Can We Buy American?
The manufacturing base in America has been on a slow but consistent decline since the end of World War II. Creative Destruction, the theory of successful businesses being built upon failed models, proliferated within the United States; more recently our failed domestic industries have been reborn overseas.
In the era of globalization, new factories and resourceful entrepreneurs have found their way to foreign soil finding rewards in cheaper labor, tax advantages and limited government oversight. This raises the question of free competition and whether as taxpayers and consumers we should have access to the best product at the best price regardless of origin, or will ‘buying American’ actually solve our deep-seated industrial problems and encourage domestic efficiency?
A provision within the infrastructure stimulus package includes the phrase ‘buying American’ for many of our domestic regeneration projects. Cement and steel are the major components for building roads, bridges and improving ports. I wonder if anyone in Congress is aware that the largest individual cement facilities in the United States are owned by non-American companies. According to the Portland Cement Association more than 80 percent of the United States cement capacity is owned by overseas corporations. These companies not only produce cement, but in times of high demand, they also import cement to the United States from China, Taiwan, South Korea and other countries.
Some of our domestic steel mills are owned by Russians, Indians (not Native Americans) and foreign private equity firms. Plus not all domestic steel mills can produce the type of steel required for infrastructure. Steel for infrastructure can easily be routed by foreign producers through Mexico and Canada using the NAFTA Protocol and skirt any punitive measures such as the tariffs imposed by the Bush Administration. Even protectionism can be circumvented.
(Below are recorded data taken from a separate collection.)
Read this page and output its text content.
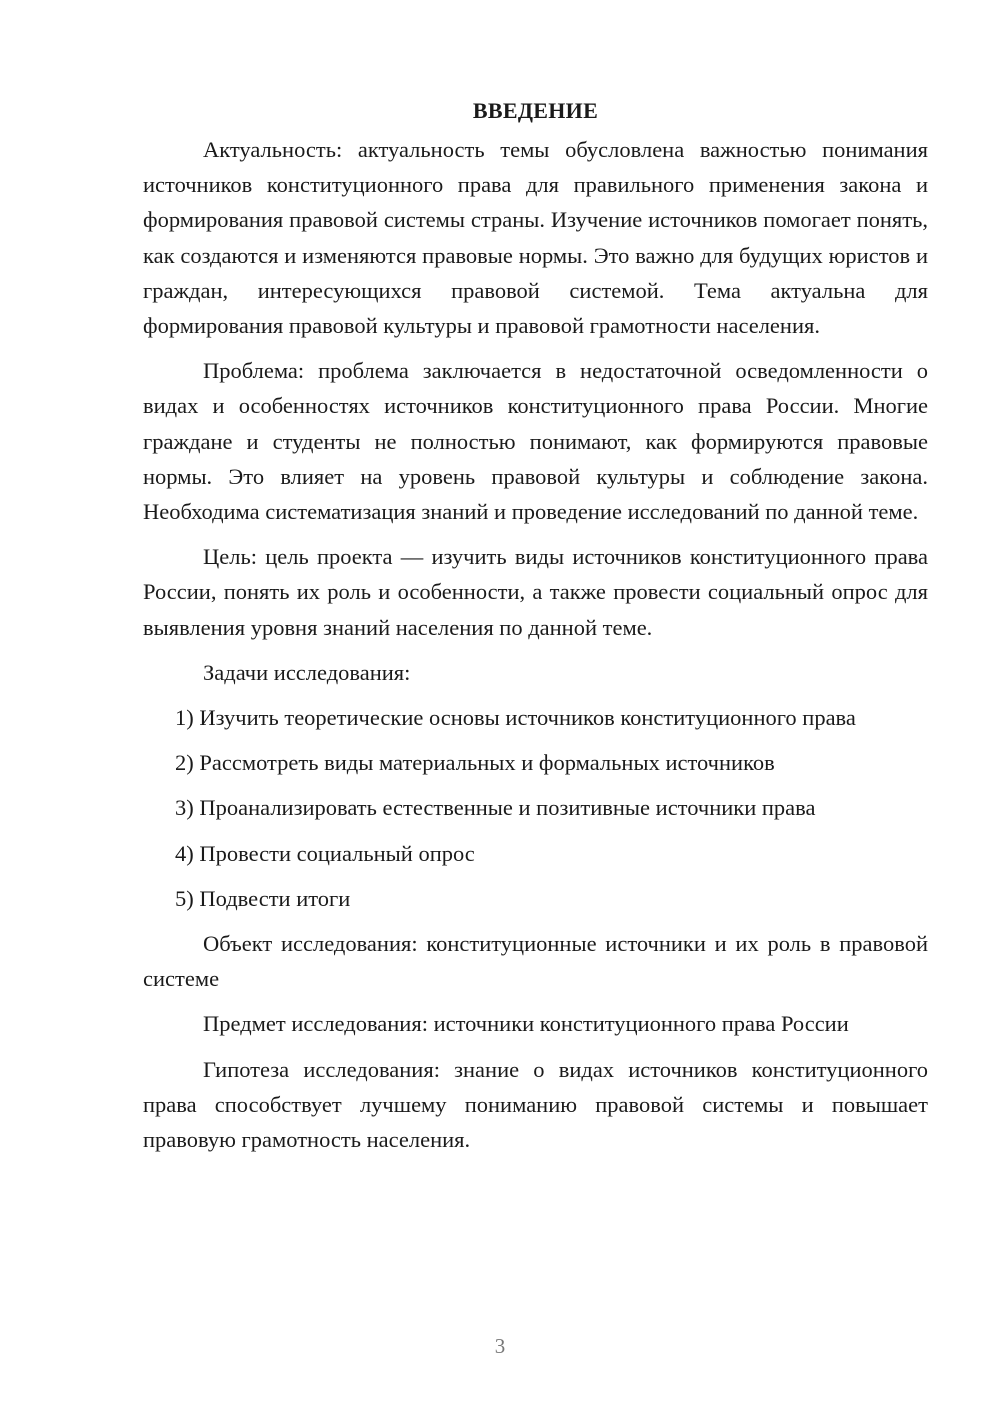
ВВЕДЕНИЕ

Актуальность: актуальность темы обусловлена важностью понимания источников конституционного права для правильного применения закона и формирования правовой системы страны. Изучение источников помогает понять, как создаются и изменяются правовые нормы. Это важно для будущих юристов и граждан, интересующихся правовой системой. Тема актуальна для формирования правовой культуры и правовой грамотности населения.

Проблема: проблема заключается в недостаточной осведомленности о видах и особенностях источников конституционного права России. Многие граждане и студенты не полностью понимают, как формируются правовые нормы. Это влияет на уровень правовой культуры и соблюдение закона. Необходима систематизация знаний и проведение исследований по данной теме.

Цель: цель проекта — изучить виды источников конституционного права России, понять их роль и особенности, а также провести социальный опрос для выявления уровня знаний населения по данной теме.

Задачи исследования:

1) Изучить теоретические основы источников конституционного права

2) Рассмотреть виды материальных и формальных источников

3) Проанализировать естественные и позитивные источники права

4) Провести социальный опрос

5) Подвести итоги

Объект исследования: конституционные источники и их роль в правовой системе

Предмет исследования: источники конституционного права России

Гипотеза исследования: знание о видах источников конституционного права способствует лучшему пониманию правовой системы и повышает правовую грамотность населения.

3
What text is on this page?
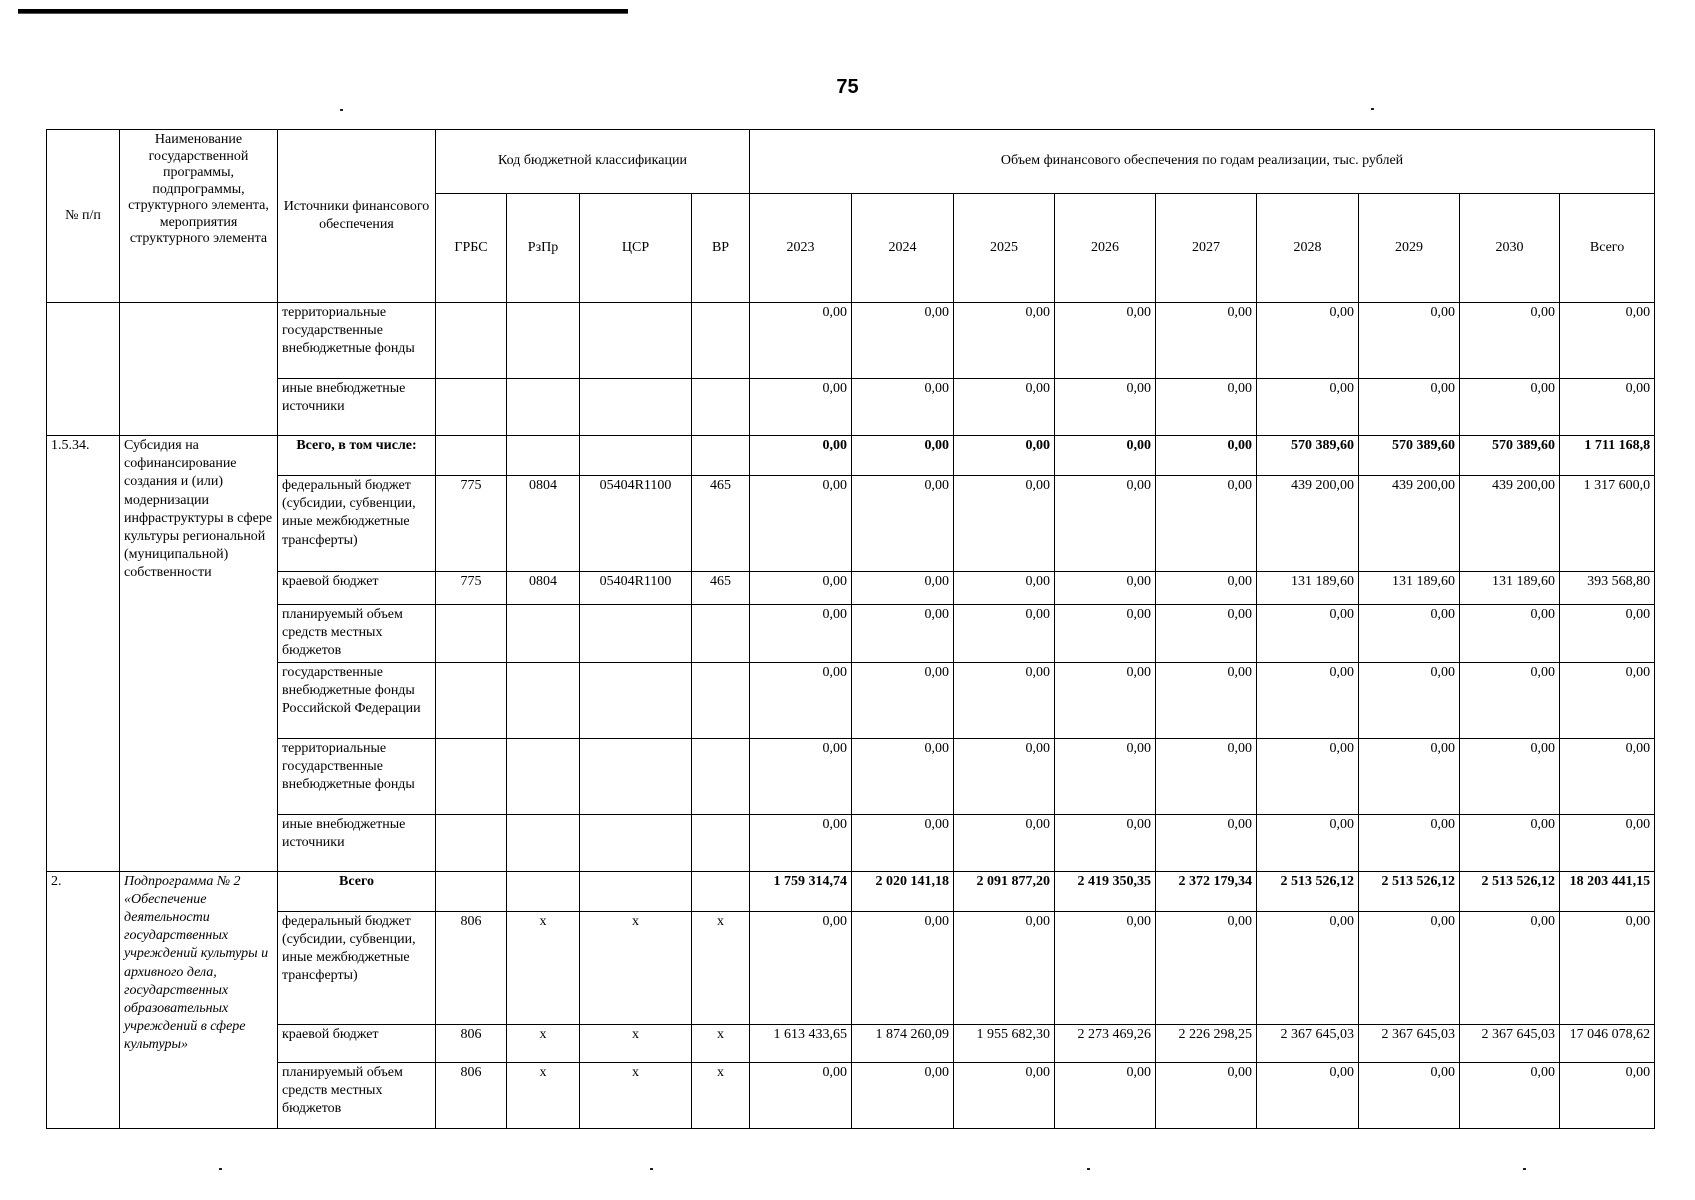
75
№ п/п	Наименование государственной программы, подпрограммы, структурного элемента, мероприятия структурного элемента	Источники финансового обеспечения	Код бюджетной классификации				Объем финансового обеспечения по годам реализации, тыс. рублей								
			ГРБС	РзПр	ЦСР	ВР	2023	2024	2025	2026	2027	2028	2029	2030	Всего
		территориальные государственные внебюджетные фонды					0,00	0,00	0,00	0,00	0,00	0,00	0,00	0,00	0,00
		иные внебюджетные источники					0,00	0,00	0,00	0,00	0,00	0,00	0,00	0,00	0,00
1.5.34.	Субсидия на софинансирование создания и (или) модернизации инфраструктуры в сфере культуры региональной (муниципальной) собственности	Всего, в том числе:					0,00	0,00	0,00	0,00	0,00	570 389,60	570 389,60	570 389,60	1 711 168,8
		федеральный бюджет (субсидии, субвенции, иные межбюджетные трансферты)	775	0804	05404R1100	465	0,00	0,00	0,00	0,00	0,00	439 200,00	439 200,00	439 200,00	1 317 600,0
		краевой бюджет	775	0804	05404R1100	465	0,00	0,00	0,00	0,00	0,00	131 189,60	131 189,60	131 189,60	393 568,80
		планируемый объем средств местных бюджетов					0,00	0,00	0,00	0,00	0,00	0,00	0,00	0,00	0,00
		государственные внебюджетные фонды Российской Федерации					0,00	0,00	0,00	0,00	0,00	0,00	0,00	0,00	0,00
		территориальные государственные внебюджетные фонды					0,00	0,00	0,00	0,00	0,00	0,00	0,00	0,00	0,00
		иные внебюджетные источники					0,00	0,00	0,00	0,00	0,00	0,00	0,00	0,00	0,00
2.	Подпрограмма № 2 «Обеспечение деятельности государственных учреждений культуры и архивного дела, государственных образовательных учреждений в сфере культуры»	Всего					1 759 314,74	2 020 141,18	2 091 877,20	2 419 350,35	2 372 179,34	2 513 526,12	2 513 526,12	2 513 526,12	18 203 441,15
		федеральный бюджет (субсидии, субвенции, иные межбюджетные трансферты)	806	х	х	х	0,00	0,00	0,00	0,00	0,00	0,00	0,00	0,00	0,00
		краевой бюджет	806	х	х	х	1 613 433,65	1 874 260,09	1 955 682,30	2 273 469,26	2 226 298,25	2 367 645,03	2 367 645,03	2 367 645,03	17 046 078,62
		планируемый объем средств местных бюджетов	806	х	х	х	0,00	0,00	0,00	0,00	0,00	0,00	0,00	0,00	0,00
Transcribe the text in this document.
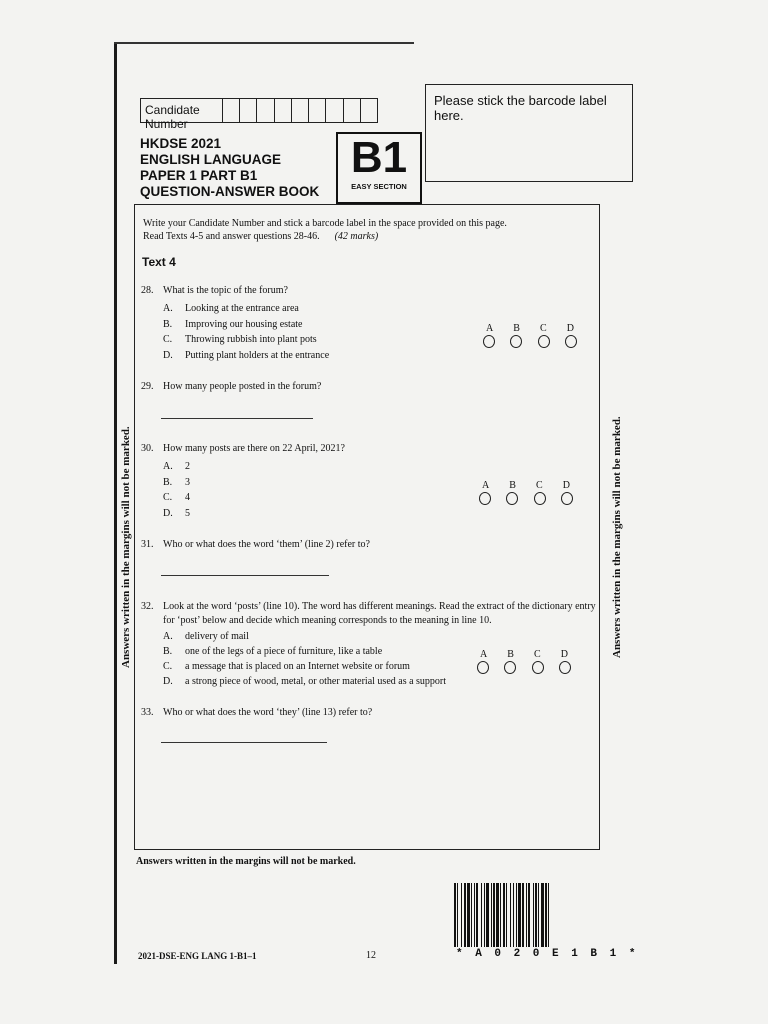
Answers written in the margins will not be marked.	Answers written in the margins will not be marked.
Candidate Number
HKDSE 2021
ENGLISH LANGUAGE
PAPER 1 PART B1
QUESTION-ANSWER BOOK
B1
EASY SECTION
Please stick the barcode label here.
Write your Candidate Number and stick a barcode label in the space provided on this page.
Read Texts 4-5 and answer questions 28-46. (42 marks)
Text 4
28. What is the topic of the forum?
A. Looking at the entrance area
B. Improving our housing estate
C. Throwing rubbish into plant pots
D. Putting plant holders at the entrance
A B C D
29. How many people posted in the forum?
30. How many posts are there on 22 April, 2021?
A. 2
B. 3
C. 4
D. 5
A B C D
31. Who or what does the word ‘them’ (line 2) refer to?
32. Look at the word ‘posts’ (line 10). The word has different meanings. Read the extract of the dictionary entry
for ‘post’ below and decide which meaning corresponds to the meaning in line 10.
A. delivery of mail
B. one of the legs of a piece of furniture, like a table
C. a message that is placed on an Internet website or forum
D. a strong piece of wood, metal, or other material used as a support
A B C D
33. Who or what does the word ‘they’ (line 13) refer to?
Answers written in the margins will not be marked.
* A 0 2 0 E 1 B 1 *
2021-DSE-ENG LANG 1-B1–1	12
To go a step further, workers will often find their picks and shovels made in China, their earth moving equipment made in Japan and their engineering software enhanced by a technician in India.
This begs the question: What indeed is an American product?
This is a different economic world than the one of our parents. If subsidies or protection are allocated to domestic industries, they must truly be used for improvement to make their products competitive on a worldwide basis and not simply implemented for political advantage. Global economics have become extremely complicated and interlocking relationships make it impossible to deem anything as truly American.
Protectionism during the Great Depression (i.e. the Smoot-Hawley Tariff Act) proved to be one of the greatest disasters to the American economy. This is a time to look beyond popular political expediency and turn this crisis into an opportunity to regain our leadership in business by being creative, realistic and not insular. Retaliatory trade policies can hurt America far more than popular political rhetoric can help.
I have been involved in international shipping and trading, and for nearly 40 years I have seen newly created companies in America born through the global marketplace. Many have thrived and fostered employment. Some continue to expand in spite of the current financial crisis. The future of America is global and any hindrance to that potential will stifle innovation and leave us far behind on the international playing field.